Hieruit volgt dat verweerder volgens artikel 48 van de AAW gehouden is een boete op te leggen. Uitgaande van het benadelingsbedrag van f 2.418,79 is de door verweerder opgelegde boete van f 600,- in overeenstemming met de artikelen 3 en 4 van het Boetebesluit Tica.
De rechtbank is niet gebleken dat bij eiser iedere verwijtbaarheid ten aanzien van de overtreding van de inlichtingenplicht ontbreekt, dan wel dat de overtreding van de inlichtingenplicht eiser in verminderde mate kan worden verweten in de zin van het Boetebesluit Tica.
In zoverre slaagt het beroep van eiser dan ook niet. Om na te melden redenen kan het bestreden besluit evenwel toch niet onverkort in stand blijven.

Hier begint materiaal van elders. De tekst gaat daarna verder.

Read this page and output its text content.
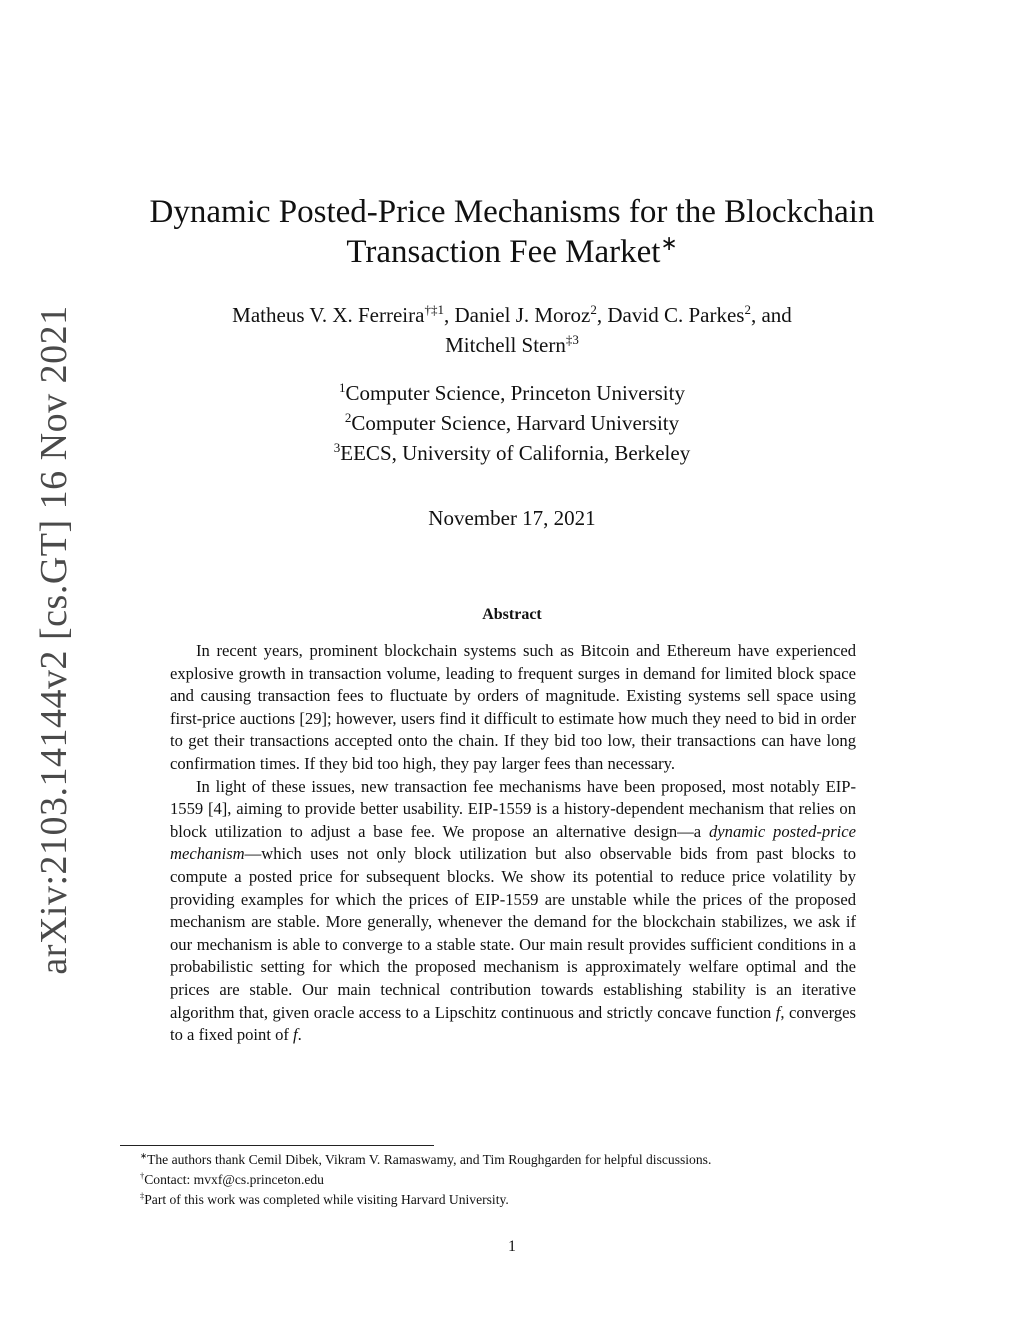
arXiv:2103.14144v2 [cs.GT] 16 Nov 2021
Dynamic Posted-Price Mechanisms for the Blockchain
Transaction Fee Market∗
Matheus V. X. Ferreira$^{\dagger\ddagger 1}$, Daniel J. Moroz$^2$, David C. Parkes$^2$, and
Mitchell Stern$^{\ddagger 3}$
$^1$Computer Science, Princeton University
$^2$Computer Science, Harvard University
$^3$EECS, University of California, Berkeley
November 17, 2021
Abstract

In recent years, prominent blockchain systems such as Bitcoin and Ethereum have experienced explosive growth in transaction volume, leading to frequent surges in demand for limited block space and causing transaction fees to fluctuate by orders of magnitude. Existing systems sell space using first-price auctions [29]; however, users find it difficult to estimate how much they need to bid in order to get their transactions accepted onto the chain. If they bid too low, their transactions can have long confirmation times. If they bid too high, they pay larger fees than necessary.

In light of these issues, new transaction fee mechanisms have been proposed, most notably EIP-1559 [4], aiming to provide better usability. EIP-1559 is a history-dependent mechanism that relies on block utilization to adjust a base fee. We propose an alternative design—a dynamic posted-price mechanism—which uses not only block utilization but also observable bids from past blocks to compute a posted price for subsequent blocks. We show its potential to reduce price volatility by providing examples for which the prices of EIP-1559 are unstable while the prices of the proposed mechanism are stable. More generally, whenever the demand for the blockchain stabilizes, we ask if our mechanism is able to converge to a stable state. Our main result provides sufficient conditions in a probabilistic setting for which the proposed mechanism is approximately welfare optimal and the prices are stable. Our main technical contribution towards establishing stability is an iterative algorithm that, given oracle access to a Lipschitz continuous and strictly concave function f, converges to a fixed point of f.

∗The authors thank Cemil Dibek, Vikram V. Ramaswamy, and Tim Roughgarden for helpful discussions.
†Contact: mvxf@cs.princeton.edu
‡Part of this work was completed while visiting Harvard University.
1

In de eerste plaats vermeldt het terugvorderingsbesluit van 12 juni 1998 niet - zoals is voorgeschreven in artikel 63, vijfde lid, van de WAZ - de termijn of de termijnen waarbinnen moet worden betaald, noch dat het besluit bij gebreke van tijdige betaling zal worden tenuitvoergelegd op de wijze als omschreven in artikel 64 van de WAZ. Het terugvorderingsbesluit levert dan ook geen executoriale titel op als bedoeld in artikel 63 van de WAZ. Ingevolge het tweede lid van die bepaling is artikel 54 van de WAZ van overeenkomstige toepassing, waarvan het zesde lid bepaalt dat bij gebreke van tijdige betaling de verschuldigde boete wordt verhoogd met de wettelij- ke rente en de op de invordering betrekking hebbende kosten. Voorts bevat het Besluit Tica inzake betaling, terugvordering en tenuitvoerlegging van boeten en onverschuldigd betaalde uitkering dienaangaande in artikel 12, eerste lid, de bepaling dat de wettelijke rente en invorderingskosten verschuldigd zijn vanaf het tijdstip dat de termijn is verstreken waarbinnen volgens het besluit van verweerder moest worden betaald. Bij gebreke van een op voormelde wijze vastgestelde termijn, volgt naar het oordeel van de rechtbank uit dit samenstel van bijzondere bepalingen dat eiser geen rente en invorderingskosten verschuldigd kan zijn. De besluitvorming is in strijd met deze bepalingen. Daaraan doet niet af de separate brief van verweerder van 12 juni 1998 betreffende de invordering van het teruggevorderde bedrag. Hetgeen hierin is vermeld omtrent de invordering - waarbij nog de mogelijkheid wordt geboden om binnen zes weken een betalingsregeling voor te stellen - is evenmin in overeenstemming is met de artikelen 63, vijfde lid, en 65 van de WAZ in samenhang met (artikel 6 van) het Besluit Tica inzake betaling, terugvordering en tenuitvoerlegging van boeten en onverschuldigd betaalde uitkering.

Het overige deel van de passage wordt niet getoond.